Israel’s Missile Defense May Collapse in Days — A War of Attrition Unfolds

As Washington funds foreign wars, Haitians must seize the silence to rebuild, reorganize, and reclaim their future—before the next distraction steals our chance at sovereignty.

The Haitian Pulse | Special Report

As the world watches the military showdown between Iran and Israel, an alarming reality is emerging: Israel’s missile defense systems are being pushed to the edge, and experts warn the country has only 10 to 12 days left at current levels of missile interception before it must begin rationing its defenses.

According to The Washington Post, “Israel will only be able to continue shooting down Iranian ballistic missiles for another 10 or 12 days… after which it will have to begin rationing interceptors.” That chilling forecast suggests a deliberate war of attrition—one where cost, not casualties, determines collapse.

The Cost of Interception

This isn’t just a missile-for-missile battle.
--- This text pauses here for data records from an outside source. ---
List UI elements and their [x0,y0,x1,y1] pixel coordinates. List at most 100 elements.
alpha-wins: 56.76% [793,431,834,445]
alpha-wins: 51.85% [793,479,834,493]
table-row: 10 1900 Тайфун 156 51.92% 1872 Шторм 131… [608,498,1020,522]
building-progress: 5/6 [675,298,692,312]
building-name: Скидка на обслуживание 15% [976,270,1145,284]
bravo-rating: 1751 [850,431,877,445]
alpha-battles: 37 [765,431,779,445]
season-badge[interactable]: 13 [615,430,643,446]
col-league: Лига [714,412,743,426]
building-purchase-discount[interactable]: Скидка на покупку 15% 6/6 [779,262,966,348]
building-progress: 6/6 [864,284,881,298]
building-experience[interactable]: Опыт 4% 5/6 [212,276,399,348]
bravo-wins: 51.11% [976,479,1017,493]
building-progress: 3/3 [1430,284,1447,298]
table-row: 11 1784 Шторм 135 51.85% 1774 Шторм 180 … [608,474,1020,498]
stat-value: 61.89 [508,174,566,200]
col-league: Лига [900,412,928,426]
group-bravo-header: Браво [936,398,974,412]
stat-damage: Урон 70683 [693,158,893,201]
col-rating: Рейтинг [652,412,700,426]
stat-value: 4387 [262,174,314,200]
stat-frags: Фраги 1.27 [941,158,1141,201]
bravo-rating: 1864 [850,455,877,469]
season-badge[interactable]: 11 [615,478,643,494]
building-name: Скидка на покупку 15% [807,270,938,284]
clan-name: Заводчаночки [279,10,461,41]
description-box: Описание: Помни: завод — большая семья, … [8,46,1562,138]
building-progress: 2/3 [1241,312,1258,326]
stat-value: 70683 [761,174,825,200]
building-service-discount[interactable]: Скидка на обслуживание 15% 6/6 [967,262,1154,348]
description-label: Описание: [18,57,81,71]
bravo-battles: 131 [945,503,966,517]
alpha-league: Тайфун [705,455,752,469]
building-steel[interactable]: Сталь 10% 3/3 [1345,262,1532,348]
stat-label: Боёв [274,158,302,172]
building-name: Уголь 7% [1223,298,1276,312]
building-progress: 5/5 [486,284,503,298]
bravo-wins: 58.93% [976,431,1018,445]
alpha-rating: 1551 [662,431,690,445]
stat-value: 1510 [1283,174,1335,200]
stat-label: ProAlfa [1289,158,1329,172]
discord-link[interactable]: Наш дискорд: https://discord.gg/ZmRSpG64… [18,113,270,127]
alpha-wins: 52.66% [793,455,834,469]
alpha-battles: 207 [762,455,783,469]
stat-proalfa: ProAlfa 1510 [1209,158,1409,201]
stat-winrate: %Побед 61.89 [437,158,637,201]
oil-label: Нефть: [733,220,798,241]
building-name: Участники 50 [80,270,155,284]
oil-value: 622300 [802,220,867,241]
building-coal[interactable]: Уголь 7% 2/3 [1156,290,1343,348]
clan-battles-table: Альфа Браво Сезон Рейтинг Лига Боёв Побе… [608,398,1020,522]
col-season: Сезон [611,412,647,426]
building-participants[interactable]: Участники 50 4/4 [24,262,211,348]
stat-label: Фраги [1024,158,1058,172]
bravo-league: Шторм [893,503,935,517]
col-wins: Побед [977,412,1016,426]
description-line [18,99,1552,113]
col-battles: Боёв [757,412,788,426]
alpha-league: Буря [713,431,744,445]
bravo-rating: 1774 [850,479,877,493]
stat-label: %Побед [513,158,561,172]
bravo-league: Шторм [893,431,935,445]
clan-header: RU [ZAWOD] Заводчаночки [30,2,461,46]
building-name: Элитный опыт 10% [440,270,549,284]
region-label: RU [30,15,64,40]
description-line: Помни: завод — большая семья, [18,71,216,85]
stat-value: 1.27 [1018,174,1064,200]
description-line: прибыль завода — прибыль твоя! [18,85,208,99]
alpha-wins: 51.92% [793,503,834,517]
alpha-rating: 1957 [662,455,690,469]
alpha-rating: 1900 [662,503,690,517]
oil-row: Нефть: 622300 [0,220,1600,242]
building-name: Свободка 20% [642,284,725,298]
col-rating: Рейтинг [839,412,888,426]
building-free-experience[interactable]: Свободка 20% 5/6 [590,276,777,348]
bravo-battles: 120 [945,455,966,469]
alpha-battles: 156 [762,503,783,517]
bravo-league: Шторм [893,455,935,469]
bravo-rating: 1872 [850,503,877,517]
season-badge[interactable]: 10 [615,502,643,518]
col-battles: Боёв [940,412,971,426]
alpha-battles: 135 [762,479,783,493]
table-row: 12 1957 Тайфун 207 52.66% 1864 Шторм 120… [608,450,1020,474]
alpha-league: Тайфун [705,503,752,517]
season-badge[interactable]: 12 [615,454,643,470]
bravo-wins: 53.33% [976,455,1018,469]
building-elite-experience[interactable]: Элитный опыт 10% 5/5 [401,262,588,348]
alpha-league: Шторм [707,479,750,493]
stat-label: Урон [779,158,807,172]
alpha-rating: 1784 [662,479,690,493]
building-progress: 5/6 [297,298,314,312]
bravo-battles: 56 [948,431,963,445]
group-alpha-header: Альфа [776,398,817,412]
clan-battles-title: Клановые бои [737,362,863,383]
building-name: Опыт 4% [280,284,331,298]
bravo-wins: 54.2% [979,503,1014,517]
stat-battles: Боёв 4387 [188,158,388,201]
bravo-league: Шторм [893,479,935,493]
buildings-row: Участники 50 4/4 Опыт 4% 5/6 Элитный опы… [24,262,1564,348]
It’s a financial war, and Iran seems to know exactly what it’s doing.

Iran is firing short waves of 3 to 5 ballistic missiles at a time. In response, Israel is deploying 10 to 15 interceptors per wave, some costing as much as $12 million each. Systems like the Arrow, David’s Sling, and U.S.-supplied THAAD are effective—but costly.
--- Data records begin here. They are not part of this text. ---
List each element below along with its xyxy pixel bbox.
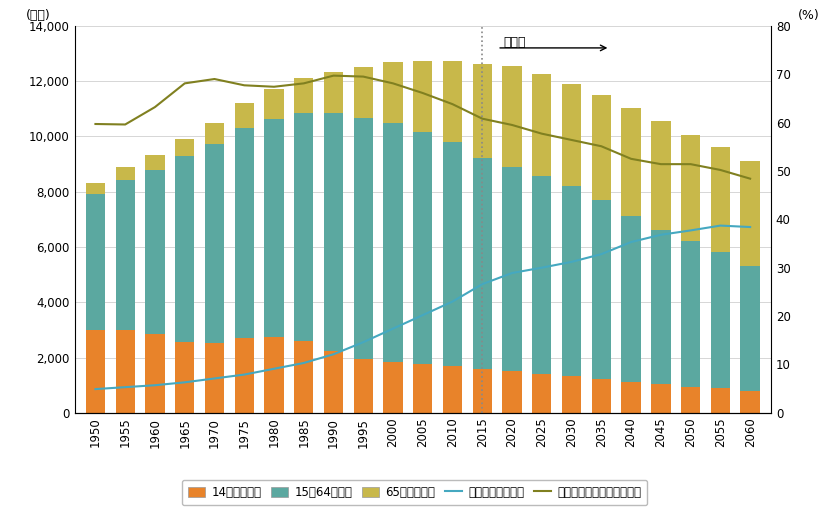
Bar — [294, 113, 313, 341]
Bar — [621, 382, 640, 413]
Bar — [651, 230, 670, 384]
Bar — [324, 72, 343, 113]
Bar — [115, 180, 135, 330]
Bar — [234, 337, 253, 413]
Bar — [354, 118, 373, 359]
Bar — [205, 144, 224, 343]
Bar — [591, 379, 610, 413]
Bar — [85, 194, 105, 330]
Bar — [175, 342, 194, 413]
Bar — [354, 359, 373, 413]
Bar — [324, 113, 343, 351]
Bar — [175, 139, 194, 156]
Bar — [383, 62, 402, 123]
Bar — [680, 135, 700, 240]
Bar — [532, 176, 551, 374]
Bar — [561, 376, 580, 413]
Bar — [85, 330, 105, 413]
Bar — [591, 95, 610, 200]
Text: 予測値: 予測値 — [503, 36, 525, 49]
Bar — [651, 384, 670, 413]
Bar — [472, 158, 491, 369]
Bar — [739, 391, 759, 413]
Bar — [145, 155, 165, 170]
Bar — [442, 61, 462, 142]
Bar — [739, 160, 759, 266]
Bar — [561, 84, 580, 186]
Legend: 14歳以下人口, 15～64歳人口, 65歳以上人口, 高齢化率（右軸）, 生産年齢人口割合（右軸）: 14歳以下人口, 15～64歳人口, 65歳以上人口, 高齢化率（右軸）, 生産… — [181, 480, 647, 505]
Bar — [739, 266, 759, 391]
Bar — [145, 334, 165, 413]
Bar — [412, 364, 432, 413]
Bar — [502, 167, 521, 371]
Bar — [710, 252, 729, 389]
Bar — [294, 341, 313, 413]
Bar — [294, 78, 313, 113]
Bar — [175, 156, 194, 342]
Bar — [115, 167, 135, 180]
Bar — [412, 61, 432, 132]
Bar — [680, 386, 700, 413]
Bar — [85, 183, 105, 194]
Bar — [472, 64, 491, 158]
Bar — [710, 148, 729, 252]
Bar — [264, 337, 283, 413]
Bar — [442, 142, 462, 366]
Bar — [383, 123, 402, 362]
Bar — [383, 362, 402, 413]
Bar — [710, 389, 729, 413]
Bar — [561, 186, 580, 376]
Bar — [532, 74, 551, 176]
Text: (%): (%) — [797, 9, 819, 22]
Bar — [472, 369, 491, 413]
Bar — [324, 351, 343, 413]
Bar — [115, 330, 135, 413]
Bar — [442, 366, 462, 413]
Bar — [651, 121, 670, 230]
Bar — [234, 104, 253, 128]
Bar — [145, 170, 165, 334]
Bar — [502, 67, 521, 167]
Bar — [591, 200, 610, 379]
Bar — [532, 374, 551, 413]
Bar — [264, 89, 283, 119]
Text: (万人): (万人) — [26, 9, 51, 22]
Bar — [205, 123, 224, 144]
Bar — [412, 132, 432, 364]
Bar — [502, 371, 521, 413]
Bar — [621, 108, 640, 216]
Bar — [264, 119, 283, 337]
Bar — [621, 216, 640, 382]
Bar — [234, 128, 253, 337]
Bar — [205, 343, 224, 413]
Bar — [354, 67, 373, 118]
Bar — [680, 240, 700, 386]
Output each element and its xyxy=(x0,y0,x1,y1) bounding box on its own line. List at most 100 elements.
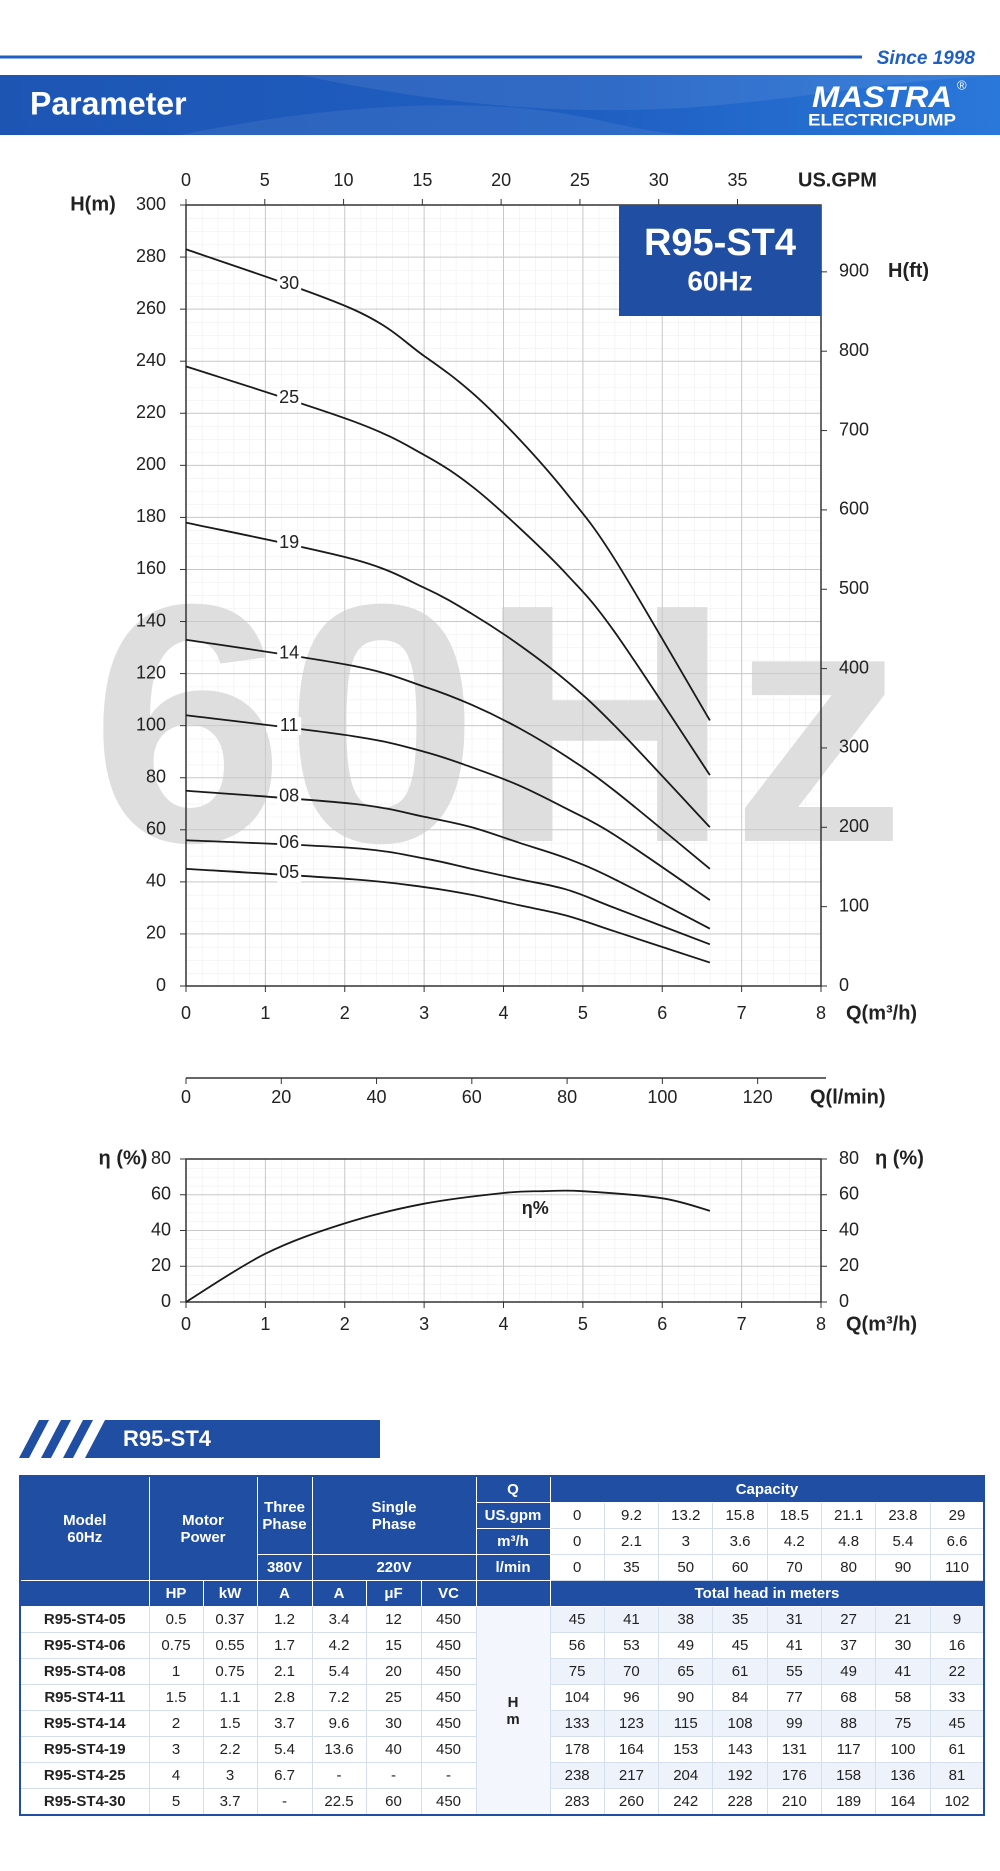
table-cell: 22.5 xyxy=(311,1788,367,1816)
table-row: US.gpm 0 9.2 13.2 15.8 18.5 21.1 23.8 29 xyxy=(20,1502,985,1529)
curve xyxy=(185,789,711,930)
y-tick-label: 0 xyxy=(161,1291,171,1311)
y-tick-label: 260 xyxy=(136,298,166,318)
y2-tick-label: 900 xyxy=(839,261,869,281)
table-cell: 45 xyxy=(549,1606,605,1633)
x-tick-label: 7 xyxy=(737,1003,747,1023)
x-tick-label: 0 xyxy=(181,1314,191,1334)
table-cell: 90 xyxy=(875,1554,931,1581)
y2-tick-label: 500 xyxy=(839,578,869,598)
table-cell: 117 xyxy=(820,1736,877,1763)
label-bg xyxy=(277,717,302,736)
section-bar xyxy=(85,1420,380,1458)
table-cell: 61 xyxy=(929,1736,985,1763)
table-row: R95-ST4-08 1 0.75 2.1 5.4 20 450 75 70 65 61 55 49 41… xyxy=(19,1658,985,1685)
table-cell: 0.5 xyxy=(148,1606,204,1633)
table-cell: R95-ST4-08 xyxy=(19,1658,150,1685)
table-cell: 65 xyxy=(658,1658,714,1685)
table-cell: R95-ST4-06 xyxy=(19,1632,150,1659)
table-cell: 380V xyxy=(256,1554,313,1581)
table-cell: R95-ST4-11 xyxy=(19,1684,150,1711)
table-cell: 1.2 xyxy=(256,1606,313,1633)
label-bg xyxy=(277,834,302,853)
table-cell: 204 xyxy=(658,1762,714,1789)
table-cell: 21 xyxy=(875,1606,931,1633)
table-cell: R95-ST4-19 xyxy=(19,1736,150,1763)
x-tick-label: 6 xyxy=(657,1314,667,1334)
table-cell: 5.4 xyxy=(875,1528,931,1555)
curve xyxy=(185,638,711,870)
table-cell: 0 xyxy=(549,1554,605,1581)
x-tick-label: 8 xyxy=(816,1003,826,1023)
top-tick-label: 15 xyxy=(412,170,432,190)
table-cell: 37 xyxy=(820,1632,877,1659)
table-cell: 108 xyxy=(712,1710,768,1737)
table-cell: 0.55 xyxy=(202,1632,258,1659)
table-cell: 49 xyxy=(820,1658,877,1685)
table-cell: 45 xyxy=(712,1632,768,1659)
table-cell: 55 xyxy=(766,1658,822,1685)
table-cell: 110 xyxy=(929,1554,985,1581)
table-cell: 31 xyxy=(766,1606,822,1633)
y-tick-label: 40 xyxy=(151,1219,171,1239)
x-tick-label: 1 xyxy=(260,1003,270,1023)
table-cell: 3 xyxy=(148,1736,204,1763)
y-tick-label: 120 xyxy=(136,662,166,682)
stripe xyxy=(63,1420,93,1458)
lmin-tick-label: 60 xyxy=(462,1087,482,1107)
table-cell: 100 xyxy=(875,1736,931,1763)
table-cell: 3 xyxy=(658,1528,714,1555)
table-row: R95-ST4-25 4 3 6.7- - -238 217 204 192 176 158 136 8… xyxy=(19,1762,985,1789)
table-cell: 220V xyxy=(311,1554,477,1581)
y-tick-label: 160 xyxy=(136,558,166,578)
curve-label: 06 xyxy=(279,832,299,852)
table-cell: 80 xyxy=(820,1554,877,1581)
table-cell: 450 xyxy=(420,1658,477,1685)
table-cell: 283 xyxy=(549,1788,605,1816)
table-cell: 3.7 xyxy=(256,1710,313,1737)
table-cell: 2.8 xyxy=(256,1684,313,1711)
table-cell: 30 xyxy=(365,1710,422,1737)
table-cell: 50 xyxy=(658,1554,714,1581)
table-cell: 90 xyxy=(658,1684,714,1711)
table-cell: l/min xyxy=(475,1554,551,1581)
lmin-tick-label: 0 xyxy=(181,1087,191,1107)
table-cell: 3.4 xyxy=(311,1606,367,1633)
table-cell: 4 xyxy=(148,1762,204,1789)
table-cell: - xyxy=(256,1788,313,1816)
table-cell: - xyxy=(420,1762,477,1789)
swoosh xyxy=(180,105,700,135)
x-axis-title: Q(m³/h) xyxy=(846,1002,917,1024)
curve xyxy=(185,1189,711,1303)
lmin-tick-label: 80 xyxy=(557,1087,577,1107)
table-cell: 153 xyxy=(658,1736,714,1763)
table-cell: 450 xyxy=(420,1736,477,1763)
table-cell: 1.7 xyxy=(256,1632,313,1659)
table-cell: 143 xyxy=(712,1736,768,1763)
table-cell: kW xyxy=(202,1580,258,1607)
y2-tick-label: 0 xyxy=(839,1291,849,1311)
top-tick-label: 5 xyxy=(260,170,270,190)
table-cell: R95-ST4-30 xyxy=(19,1788,150,1816)
label-bg xyxy=(277,534,302,553)
y2-tick-label: 40 xyxy=(839,1219,859,1239)
table-cell: 53 xyxy=(603,1632,660,1659)
section-heading: R95-ST4 xyxy=(19,1420,380,1458)
table-cell: 56 xyxy=(549,1632,605,1659)
table-cell: 84 xyxy=(712,1684,768,1711)
y2-tick-label: 600 xyxy=(839,499,869,519)
table-cell: 1.5 xyxy=(148,1684,204,1711)
curve xyxy=(185,714,711,901)
table-cell: 40 xyxy=(365,1736,422,1763)
table-cell: 104 xyxy=(549,1684,605,1711)
banner xyxy=(0,75,1000,135)
table-cell: 228 xyxy=(712,1788,768,1816)
table-row: R95-ST4-06 0.75 0.55 1.7 4.2 15 450 56 53 49 45 41 3… xyxy=(19,1632,985,1659)
y-tick-label: 20 xyxy=(146,923,166,943)
table-cell: HP xyxy=(148,1580,204,1607)
table-cell: R95-ST4-25 xyxy=(19,1762,150,1789)
table-cell: 75 xyxy=(875,1710,931,1737)
table-cell: 21.1 xyxy=(820,1502,877,1529)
In contrast, Iran’s most advanced hypersonic missile, the Fattah‑1, costs just $200,000 to produce. If Israel uses 12 interceptors on a single Fattah-1 (as seen in recent video footage), that’s a $144 million counterstrike to neutralize a $200K threat.

As The Wall Street Journal quoted one senior U.S. defense official: “This is not sustainable. Iran is baiting Israel into spending itself into vulnerability.”

Tehran’s Tactical Patience

According to Foreign Policy, the Islamic Revolutionary Guard Corps (IRGC) is “deliberately using older, less accurate missiles to test and wear down Israeli systems”—saving its best for when Israel’s defenses are weakest.

Michael Knights of the Washington Institute explained: “They’re not trying to destroy Tel Aviv with a few rockets. They’re engineering economic and logistical chaos.”

Can Israel Keep Up?

Israel is fighting back hard. Its intelligence and air force have already destroyed “120 to 200 Iranian launchers,” according to The Wall Street Journal, crippling roughly one-third of Iran’s missile capacity.

Yet even with these tactical gains, the clock is ticking. Unless the U.S. resupplies Israel at scale, its interceptors may run out—leaving it vulnerable to Iran’s more powerful missiles.

The American Lifeline

The Pentagon has begun restocking Israel’s supplies. But American analysts warn of strategic depletion risks at home.

“These systems are slow and expensive to replace,” said a U.S. defense official at a recent press briefing. “If this conflict escalates or drags on, we may see our own capabilities strained.”

Countdown to Exhaustion

Missile waves are growing shorter but more frequent. The Guardian notes that Iran’s current approach is to “wait, watch, and let Israel exhaust itself.”

This is a calculated grind. Each missile Iran fires draws out dozens of Israeli responses—a $144 million reaction to a $200K provocation.

The next wave may not be as manageable. Larger, more destructive missiles could follow once Israel’s defenses are thin.

What This Means for Us – The Haitian Perspective

From Port-au-Prince to Little Haiti, this war has ripple effects that directly hit our people:

  • Oil and food prices will spike—fueling inflation and hunger in Haiti and the diaspora.

  • Remittance flows could face delays or restrictions.

  • Diaspora safety is at risk as tensions rise globally.

  • Global focus will drift away from Haiti’s ongoing collapse toward Middle Eastern warfare.

As one Haitian-American defense analyst told The Haitian Pulse:
“When the Middle East is on fire, Washington tends to forget Port-au-Prince.”

Why This War Is Haiti’s Wake-Up Call

As Washington sinks deeper into foreign entanglements—spending billions to defend distant allies—Haiti stands at a crossroads.

While global attention drifts to missiles, oil lanes, and nuclear threats, a rare window has opened for our people to act—quietly, strategically, and intentionally.

Now is not the time to despair. It is the time to organize.

The Haitian Pulse calls on Haitians everywhere to rise with purpose:

  • Reorganize local communities into networks of mutual support and protection.

  • Secure and reclaim ancestral land before it’s sold, seized, or lost.

  • Build self-reliant economic systems that aren't shackled to global instability.

  • Reject foreign scraps and plant the seeds of true sovereignty.

As one elder from Jérémie told us:
“When the empire is at war abroad, the colonized must build at home. That’s when freedom becomes possible—if you’re organized.”

This is not just about surviving the storm—it’s about using the storm as cover to build a future long denied to us.

Because when the missiles stop flying and headlines move on, those who built in silence will rise in strength.


Stay alert. Stay informed. Stay building.
This is The Haitian Pulse.
We connect the dots—so you don’t have to.